TITIKTEMU.CO-Pernahkah Anda merasa kesal karena harus membayar pajak kendaraan yang sama besarnya dengan tetangga, padahal motor atau mobil Anda lebih sering "nongkrong" manis di garasi?
Ketimpangan rasa keadilan inilah yang coba didobrak oleh Pemerintah Provinsi Jawa Barat melalui sebuah gagasan radikal yang siap mengubah wajah transportasi di tanah air.
Keadilan bagi Si Pemilik Kendaraan "Rumahan"
Gubernur Jawa Barat, Dedi Mulyadi, melempar sebuah wacana transformatif dalam rapat paripurna di Gedung DPRD Jawa Barat pada Senin, 11 Mei 2026.
Idenya sederhana namun berani: Menghapus Pajak Kendaraan Bermotor (PKB) dan menggantinya dengan sistem jalan berbayar di seluruh ruas jalan provinsi.
Baca Juga: Bikin Nagih! 5 Aplikasi Baca Komik Online Terbaik Ini Gratis dan Koleksinya Super Lengkap
Langkah ini bukan tanpa alasan. Dedi menilai sistem pajak tahunan saat ini kurang adil.
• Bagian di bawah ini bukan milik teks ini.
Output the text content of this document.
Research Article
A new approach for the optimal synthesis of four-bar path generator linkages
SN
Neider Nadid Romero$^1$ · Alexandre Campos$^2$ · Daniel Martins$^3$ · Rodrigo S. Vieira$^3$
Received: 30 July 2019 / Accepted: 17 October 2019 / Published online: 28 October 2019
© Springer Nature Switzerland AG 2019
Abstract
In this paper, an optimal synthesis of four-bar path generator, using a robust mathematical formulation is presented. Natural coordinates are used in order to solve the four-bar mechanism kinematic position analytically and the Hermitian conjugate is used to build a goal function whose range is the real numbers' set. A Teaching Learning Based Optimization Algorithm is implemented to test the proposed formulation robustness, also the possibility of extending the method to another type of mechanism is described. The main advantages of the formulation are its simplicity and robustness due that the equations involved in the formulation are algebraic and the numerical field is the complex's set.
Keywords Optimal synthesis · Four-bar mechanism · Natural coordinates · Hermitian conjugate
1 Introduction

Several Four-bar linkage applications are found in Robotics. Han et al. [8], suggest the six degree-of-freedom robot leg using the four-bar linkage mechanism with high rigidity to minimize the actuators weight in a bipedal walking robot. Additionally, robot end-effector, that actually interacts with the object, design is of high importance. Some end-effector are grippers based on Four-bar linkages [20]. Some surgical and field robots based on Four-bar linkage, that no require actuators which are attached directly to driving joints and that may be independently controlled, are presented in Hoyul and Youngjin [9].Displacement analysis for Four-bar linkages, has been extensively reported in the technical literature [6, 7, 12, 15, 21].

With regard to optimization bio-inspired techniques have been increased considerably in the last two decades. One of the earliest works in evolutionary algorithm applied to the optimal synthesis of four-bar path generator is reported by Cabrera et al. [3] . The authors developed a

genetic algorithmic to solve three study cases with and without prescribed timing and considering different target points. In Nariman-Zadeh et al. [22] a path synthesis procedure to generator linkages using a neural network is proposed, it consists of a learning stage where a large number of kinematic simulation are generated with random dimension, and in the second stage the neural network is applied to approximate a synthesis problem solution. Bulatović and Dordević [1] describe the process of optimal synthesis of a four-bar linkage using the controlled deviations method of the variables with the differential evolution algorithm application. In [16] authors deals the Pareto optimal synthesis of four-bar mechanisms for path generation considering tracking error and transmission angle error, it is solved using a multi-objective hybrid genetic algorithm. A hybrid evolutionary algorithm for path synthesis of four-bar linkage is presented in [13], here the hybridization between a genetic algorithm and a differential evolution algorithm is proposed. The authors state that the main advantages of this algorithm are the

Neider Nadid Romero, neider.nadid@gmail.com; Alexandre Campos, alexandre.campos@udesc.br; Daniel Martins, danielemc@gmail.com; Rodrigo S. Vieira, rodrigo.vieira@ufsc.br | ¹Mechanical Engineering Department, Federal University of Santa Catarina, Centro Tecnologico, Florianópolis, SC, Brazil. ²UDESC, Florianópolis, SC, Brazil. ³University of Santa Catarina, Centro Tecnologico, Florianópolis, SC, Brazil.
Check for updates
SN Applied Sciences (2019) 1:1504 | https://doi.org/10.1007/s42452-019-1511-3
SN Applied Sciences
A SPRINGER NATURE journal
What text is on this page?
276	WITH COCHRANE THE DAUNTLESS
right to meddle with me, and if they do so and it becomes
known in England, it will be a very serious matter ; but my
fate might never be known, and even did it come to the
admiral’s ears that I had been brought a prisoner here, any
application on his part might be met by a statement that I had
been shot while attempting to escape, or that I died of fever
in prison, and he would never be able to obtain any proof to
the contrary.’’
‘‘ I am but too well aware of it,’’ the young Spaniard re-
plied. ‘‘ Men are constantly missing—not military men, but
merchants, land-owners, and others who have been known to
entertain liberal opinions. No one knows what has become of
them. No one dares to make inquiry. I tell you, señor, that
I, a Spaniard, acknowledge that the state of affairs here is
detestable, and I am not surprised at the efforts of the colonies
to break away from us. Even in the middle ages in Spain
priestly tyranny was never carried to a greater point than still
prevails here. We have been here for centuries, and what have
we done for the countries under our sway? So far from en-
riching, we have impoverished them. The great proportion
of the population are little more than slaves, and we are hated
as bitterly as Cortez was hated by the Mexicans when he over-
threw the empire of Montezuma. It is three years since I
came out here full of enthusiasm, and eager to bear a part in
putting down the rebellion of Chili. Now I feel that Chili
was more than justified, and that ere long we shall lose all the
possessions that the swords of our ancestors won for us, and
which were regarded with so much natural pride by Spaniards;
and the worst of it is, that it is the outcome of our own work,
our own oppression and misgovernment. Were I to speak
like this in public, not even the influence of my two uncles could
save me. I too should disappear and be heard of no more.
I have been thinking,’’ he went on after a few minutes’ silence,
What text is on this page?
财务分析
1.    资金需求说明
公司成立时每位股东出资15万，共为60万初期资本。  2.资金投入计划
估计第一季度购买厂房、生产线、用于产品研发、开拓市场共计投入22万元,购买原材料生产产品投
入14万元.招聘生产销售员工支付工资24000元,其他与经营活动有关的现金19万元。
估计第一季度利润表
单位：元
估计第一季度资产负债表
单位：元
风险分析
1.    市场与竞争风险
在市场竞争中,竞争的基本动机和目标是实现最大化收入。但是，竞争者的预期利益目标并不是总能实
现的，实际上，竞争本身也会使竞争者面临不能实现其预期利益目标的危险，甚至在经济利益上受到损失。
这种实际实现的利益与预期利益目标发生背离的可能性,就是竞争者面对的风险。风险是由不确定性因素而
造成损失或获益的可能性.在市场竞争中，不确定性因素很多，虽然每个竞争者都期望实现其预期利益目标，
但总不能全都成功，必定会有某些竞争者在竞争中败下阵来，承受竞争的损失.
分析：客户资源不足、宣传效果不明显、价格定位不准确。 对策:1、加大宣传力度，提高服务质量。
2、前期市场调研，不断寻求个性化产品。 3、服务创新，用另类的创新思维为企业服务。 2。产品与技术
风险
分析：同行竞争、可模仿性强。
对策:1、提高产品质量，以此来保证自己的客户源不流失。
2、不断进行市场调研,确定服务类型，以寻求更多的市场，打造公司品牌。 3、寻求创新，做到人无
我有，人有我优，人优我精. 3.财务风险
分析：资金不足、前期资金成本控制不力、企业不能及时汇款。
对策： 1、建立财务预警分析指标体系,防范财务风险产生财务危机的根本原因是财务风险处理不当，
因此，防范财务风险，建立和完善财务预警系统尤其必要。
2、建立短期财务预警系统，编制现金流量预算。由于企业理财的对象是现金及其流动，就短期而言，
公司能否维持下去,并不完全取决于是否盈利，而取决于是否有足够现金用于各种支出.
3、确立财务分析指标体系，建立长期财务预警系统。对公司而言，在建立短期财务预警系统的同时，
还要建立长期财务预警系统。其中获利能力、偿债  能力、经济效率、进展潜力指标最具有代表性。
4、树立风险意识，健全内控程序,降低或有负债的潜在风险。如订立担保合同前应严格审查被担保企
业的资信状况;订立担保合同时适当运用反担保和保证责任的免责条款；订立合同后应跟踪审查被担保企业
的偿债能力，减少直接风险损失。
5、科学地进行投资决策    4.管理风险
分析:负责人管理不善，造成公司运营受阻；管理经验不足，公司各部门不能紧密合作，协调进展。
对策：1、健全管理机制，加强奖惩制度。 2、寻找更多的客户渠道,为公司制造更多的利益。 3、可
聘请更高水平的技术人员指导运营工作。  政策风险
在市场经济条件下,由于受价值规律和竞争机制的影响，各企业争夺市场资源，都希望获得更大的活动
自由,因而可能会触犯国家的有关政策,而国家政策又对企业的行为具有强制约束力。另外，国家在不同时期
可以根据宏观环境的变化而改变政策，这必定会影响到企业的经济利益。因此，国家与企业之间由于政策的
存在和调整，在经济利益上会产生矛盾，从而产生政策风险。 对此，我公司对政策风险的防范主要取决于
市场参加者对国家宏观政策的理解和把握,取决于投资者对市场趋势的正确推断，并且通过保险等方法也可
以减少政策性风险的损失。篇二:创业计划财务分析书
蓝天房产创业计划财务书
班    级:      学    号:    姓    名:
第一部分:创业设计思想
Mengapa orang yang jarang menggunakan jalan raya harus menanggung beban pajak yang sama dengan mereka yang setiap hari membebani infrastruktur?
Dengan sistem baru ini, beban biaya hanya akan jatuh kepada mereka yang benar-benar melintasi jalan provinsi. "Siapa yang pakai jalan provinsi, dia yang bayar," tegasnya.
Menyambut Era Kendaraan Listrik tanpa Hambatan Pajak
Selain masalah keadilan, wacana ini merupakan respons cerdas terhadap tren kendaraan listrik (EV).
Saat ini, kendaraan listrik mendapatkan keistimewaan berupa pembebasan pajak untuk mendorong adopsi energi bersih.
Namun, di sisi lain, pemerintah daerah tentu perlu memikirkan keberlanjutan pendapatan untuk pemeliharaan jalan.
Jalan berbayar menjadi solusi tengah yang memungkinkan transisi ke kendaraan ramah lingkungan tetap berjalan tanpa mengorbankan kualitas infrastruktur jalan raya.
Jalan Biasa Rasa Jalan Tol: Tanpa Antre, Tanpa Gerbang
Tunggu dulu, jangan bayangkan Anda akan terjebak kemacetan di depan gerbang tol yang menjamur di jalan-jalan provinsi.
Dedi Mulyadi memastikan teknologi digital terkini akan menjadi tulang punggung sistem ini.